The Department of Industrial Relations filed a report this week on its anti-fraud efforts in the California workers’ compensation system, and announced it has stayed more than 200,000 liens worth a combined claim value of more than $1 billion. The liens are associated with 75 medical providers facing criminal fraud charges.
DIR’s efforts were bolstered by two new laws effective January . SB 1160 (Mendoza) requires DIR to automatically stay liens owned by providers who have been indicted or charged with crimes until the disposition of criminal proceedings. And AB 1244 requires the Division of Workers’ Compensation (DWC) Administrative Director to suspend any medical provider, physician or practitioner from participating in the workers’ compensation system when convicted of fraud. DWC has adopted provider suspension regulations and is now issuing notices of suspension to convicted providers.
DIR and the Department of Insurance convened working groups last June to gather stakeholder input and evidence of fraudulent activity. Participants offered a variety of observations on factors that facilitate fraud and strategies to combat it. DIR prepared a report on further recommendations to the Governor and the Legislature.
Proposed solutions included not only statutory and regulatory fixes, but also better enforcement of existing rules and procedural requirements, more information sharing and coordination among agencies, greater vigilance by insurers to identify and combat provider and premium fraud, more and better use of existing data, making examples of bad actors, greater education and transparency for the workers’ compensation system and system participants, and reviewing strategies used in other health-care systems.

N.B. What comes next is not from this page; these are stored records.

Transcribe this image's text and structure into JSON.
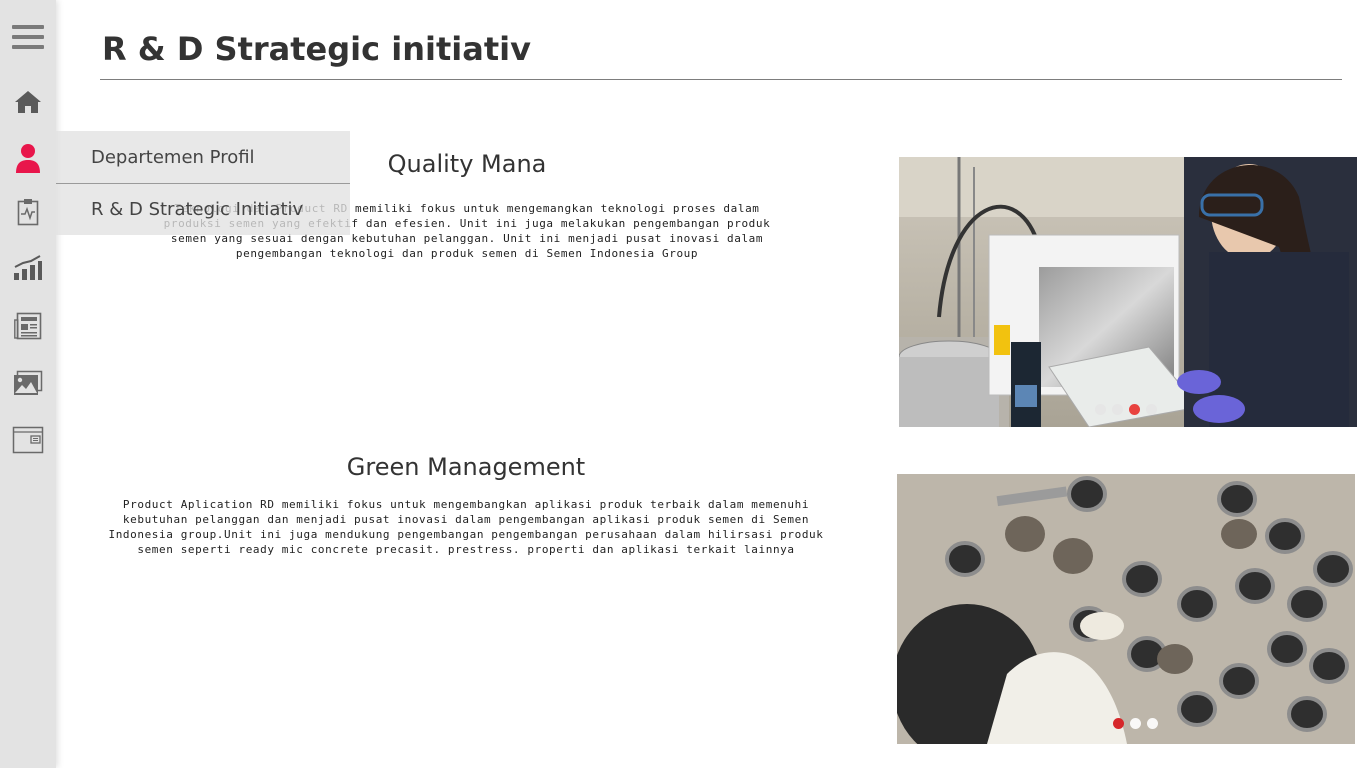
{
  "header": {
    "title": "R & D Strategic initiativ"
  },
  "sidebar": {
    "items": [
      {
        "icon": "menu-icon"
      },
      {
        "icon": "home-icon"
      },
      {
        "icon": "user-icon",
        "active": true,
        "active_color": "#e8164b"
      },
      {
        "icon": "clipboard-icon"
      },
      {
        "icon": "chart-icon"
      },
      {
        "icon": "newspaper-icon"
      },
      {
        "icon": "gallery-icon"
      },
      {
        "icon": "window-icon"
      }
    ]
  },
  "dropdown": {
    "items": [
      {
        "label": "Departemen Profil"
      },
      {
        "label": "R & D Strategic Initiativ"
      }
    ]
  },
  "sections": [
    {
      "title": "Quality Mana",
      "text": "Teknologi dan Product RD memiliki fokus untuk mengemangkan teknologi proses dalam produksi semen yang efektif dan efesien. Unit ini juga melakukan pengembangan produk semen yang sesuai dengan kebutuhan pelanggan. Unit ini menjadi pusat inovasi dalam pengembangan teknologi dan produk semen di Semen Indonesia Group",
      "carousel": {
        "slides": 4,
        "active_index": 2
      }
    },
    {
      "title": "Green Management",
      "text": "Product Aplication RD memiliki fokus untuk mengembangkan aplikasi produk terbaik dalam memenuhi kebutuhan pelanggan dan menjadi pusat inovasi dalam pengembangan aplikasi produk semen di Semen Indonesia group.Unit ini juga mendukung pengembangan pengembangan perusahaan dalam hilirsasi produk semen seperti ready mic concrete precasit. prestress. properti dan aplikasi terkait lainnya",
      "carousel": {
        "slides": 3,
        "active_index": 0
      }
    }
  ],
  "colors": {
    "accent": "#e8164b",
    "dot_active": "#e8423f"
  }
}
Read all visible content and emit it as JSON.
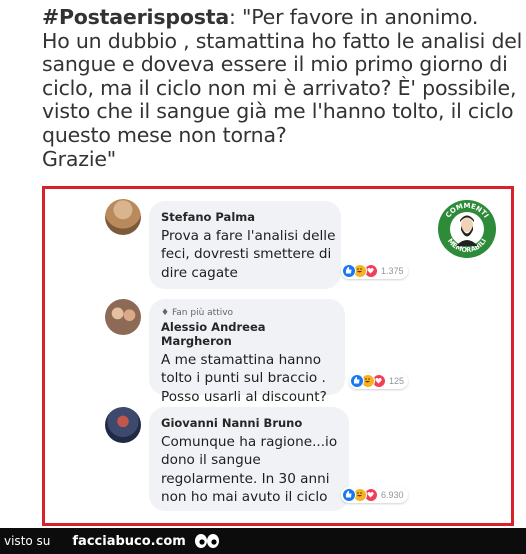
{
  "post": {
    "hashtag": "#Postaerisposta",
    "lines": [
      ": \"Per favore in anonimo.",
      "Ho un dubbio , stamattina ho fatto le analisi del",
      "sangue e doveva essere il mio primo giorno di",
      "ciclo, ma il ciclo non mi è arrivato? È' possibile,",
      "visto che il sangue già me l'hanno tolto, il ciclo",
      "questo mese non torna?",
      "Grazie\""
    ]
  },
  "seal": {
    "top_text": "COMMENTI",
    "bottom_text": "MEMORABILI",
    "color": "#2e8b3a"
  },
  "comments": [
    {
      "author": "Stefano Palma",
      "lines": [
        "Prova a fare l'analisi delle",
        "feci, dovresti smettere di",
        "dire cagate"
      ],
      "reaction_count": "1.375"
    },
    {
      "badge": "Fan più attivo",
      "author": "Alessio Andreea Margheron",
      "lines": [
        "A me stamattina hanno",
        "tolto i punti sul braccio .",
        "Posso usarli al discount?"
      ],
      "reaction_count": "125"
    },
    {
      "author": "Giovanni Nanni Bruno",
      "lines": [
        "Comunque ha ragione...io",
        "dono il sangue",
        "regolarmente. In 30 anni",
        "non ho mai avuto il ciclo"
      ],
      "reaction_count": "6.930"
    }
  ],
  "footer": {
    "visto_label": "visto su",
    "site_label": "facciabuco.com"
  },
  "colors": {
    "frame": "#d7222a",
    "like": "#1877f2",
    "haha": "#f7b125",
    "love": "#f33e58",
    "bubble": "#f0f2f5"
  }
}
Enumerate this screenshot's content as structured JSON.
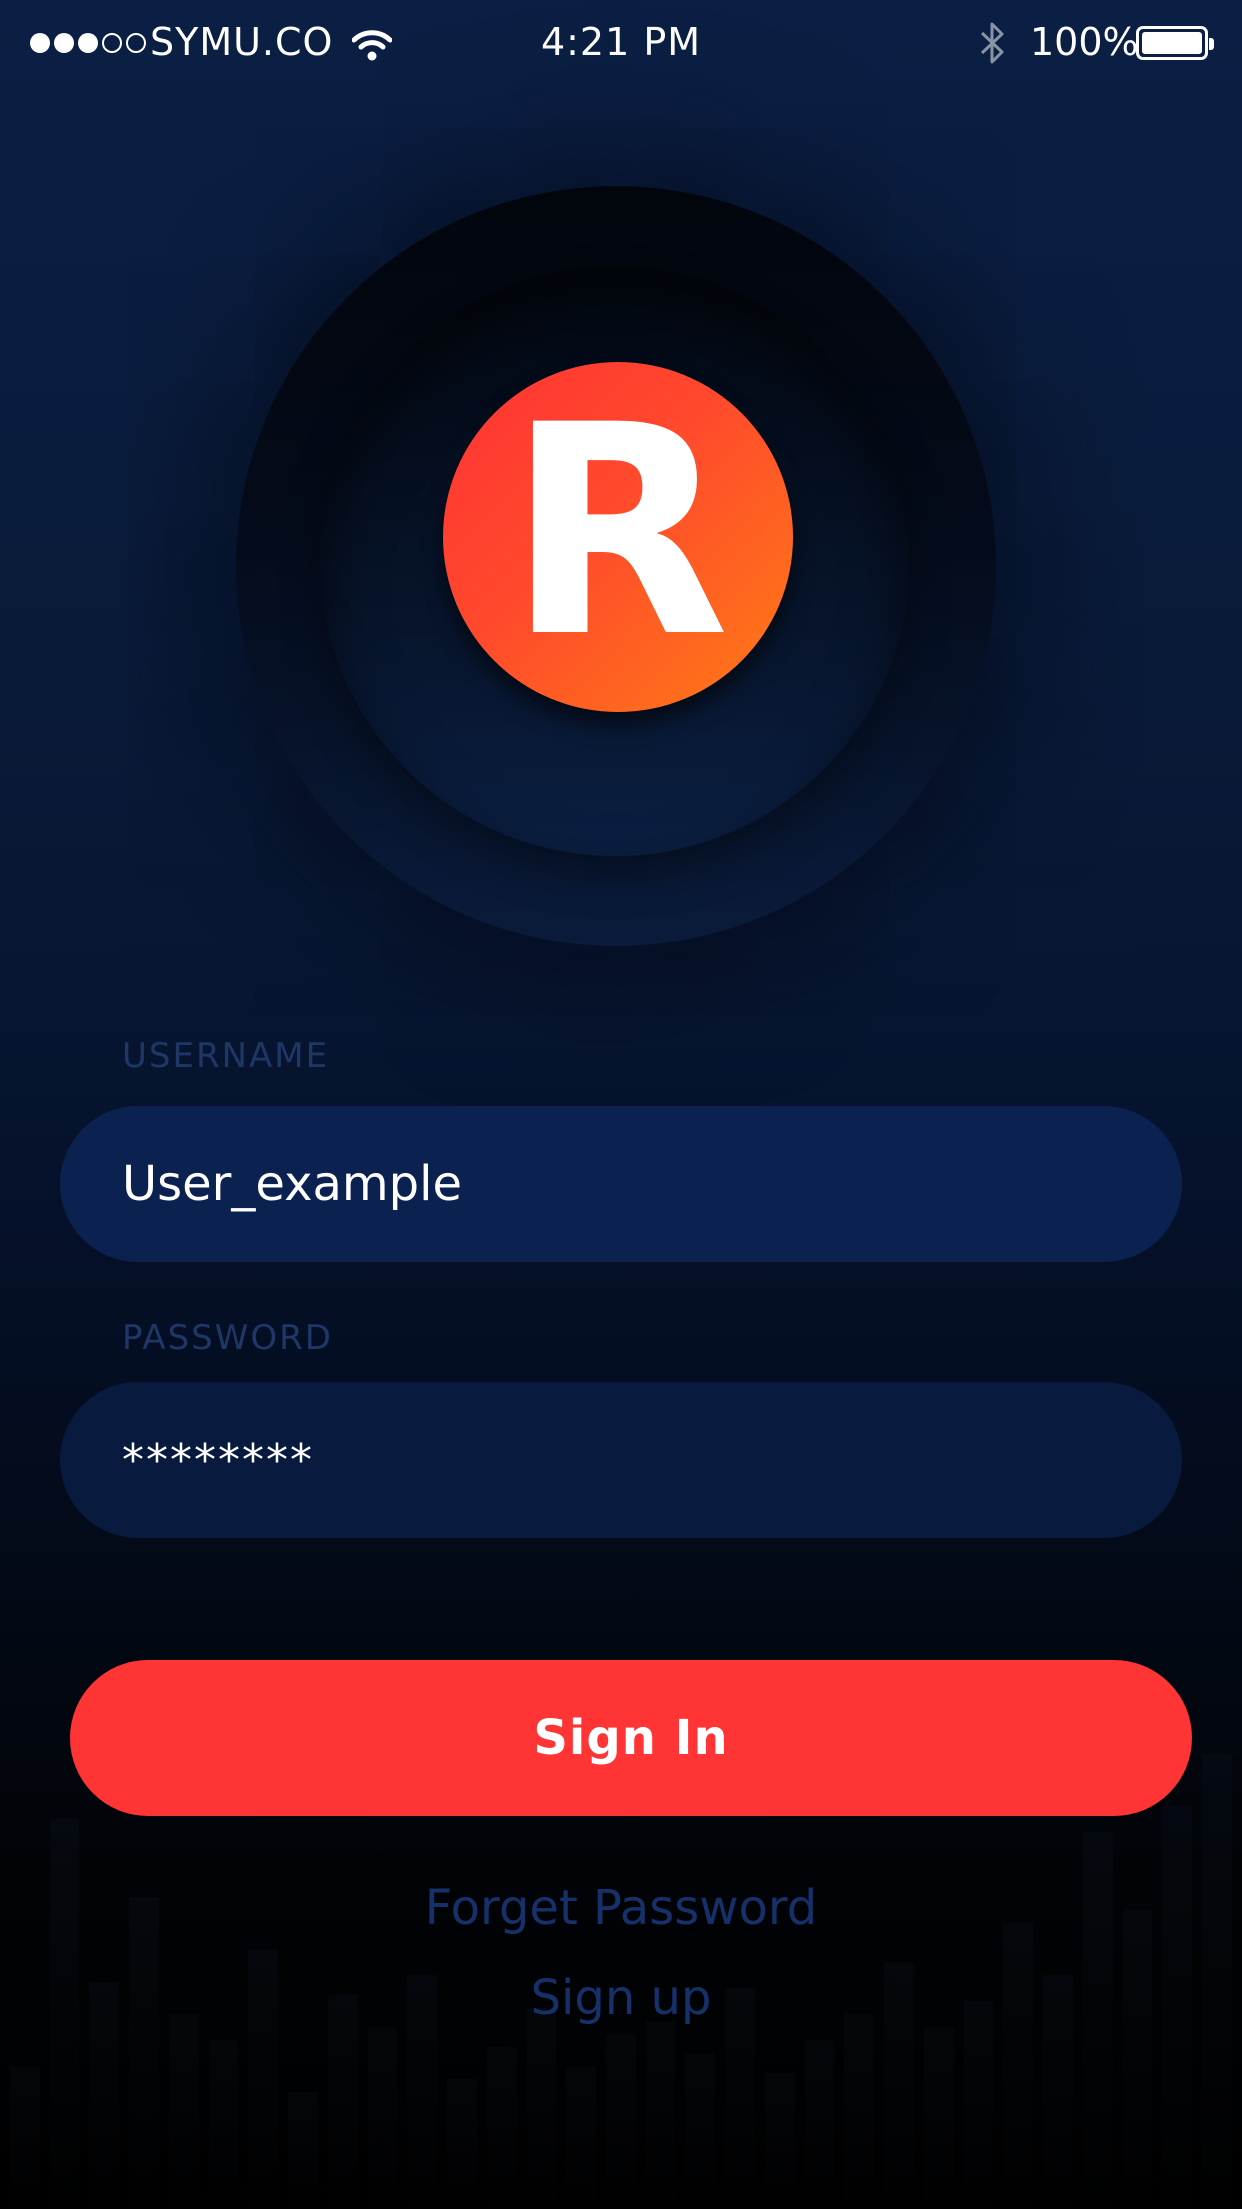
{
  "status_bar": {
    "carrier": "SYMU.CO",
    "time": "4:21 PM",
    "battery_percent": "100%",
    "signal_strength": 3,
    "signal_max": 5,
    "icons": [
      "signal-dots",
      "wifi-icon",
      "bluetooth-icon",
      "battery-icon"
    ]
  },
  "logo": {
    "letter": "R",
    "gradient_colors": [
      "#ff3234",
      "#ff7d15"
    ]
  },
  "form": {
    "username_label": "USERNAME",
    "username_value": "User_example",
    "password_label": "PASSWORD",
    "password_value": "********"
  },
  "actions": {
    "sign_in_label": "Sign In",
    "forget_password_label": "Forget Password",
    "sign_up_label": "Sign up"
  },
  "colors": {
    "accent": "#ff3434",
    "field_bg": "#0b2250",
    "label": "#1e3766",
    "link": "#16306a"
  }
}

The report notes that a “lien filer’s ability to get one foot inside the courthouse door creates tremendous pressure on the insurer to pay something in settlement, rather than taking on the expense of fighting or disproving a clearly invalid claim. A recent internal analysis showed that 10% of the state’s lien filers were responsible for 75% of the lien claims filed between 2013 and 2015. The top 1%, comprising 68 businesses, filed more than 273,000 liens, totaling $2.5 billion, and included five individuals who were being prosecuted or had already pled guilty to fraud. However, it remained possible to continue filing and settling liens notwithstanding fraud prosecutions and other lien-filing restrictions.”
“Over the past year, we have worked to prohibit criminal and indicted providers from lining their pockets through liens,” said DIR Director Christine Baker. “Removing fraudulent providers and their lien claims from the workers’ compensation system will further improve services to injured workers and ultimately reduce costs in the system.” DIR has posted information on its fraud prevention efforts online, including information on indicted medical providers.
DIR’s ongoing work to combat workers’ compensation fraud includes the creation of an Anti-Fraud Support Unit to share and track data from system participants. The department contracted with the RAND Corporation for an independent evaluation and recommendations, including a review of fraud detection in other federal and state health care programs. The study, currently in peer review, is slated for release this spring.
Physicians have been prohibited from referring workers for evaluation or treatment by another office or facility in which the physician has an ownership interest. And from having cross-referral or referral fee arrangements. DIR will be drafting financial interest disclosure rules to improve the transparency and tracking of ownership interests and referrals. DIR will then serve as a repository of information available for use by the workers’ compensation community, medical licensing boards, and other oversight agencies.
DIR is is also currently looking at filing data to identify physicians who consistently overbill for certain services, including through the use of incorrect billing codes, inflating the extent of time spent on an evaluation or treatment, and the “unbundling” of combined services (i.e., making separate claims for each element of service in order to increase the total amount charged).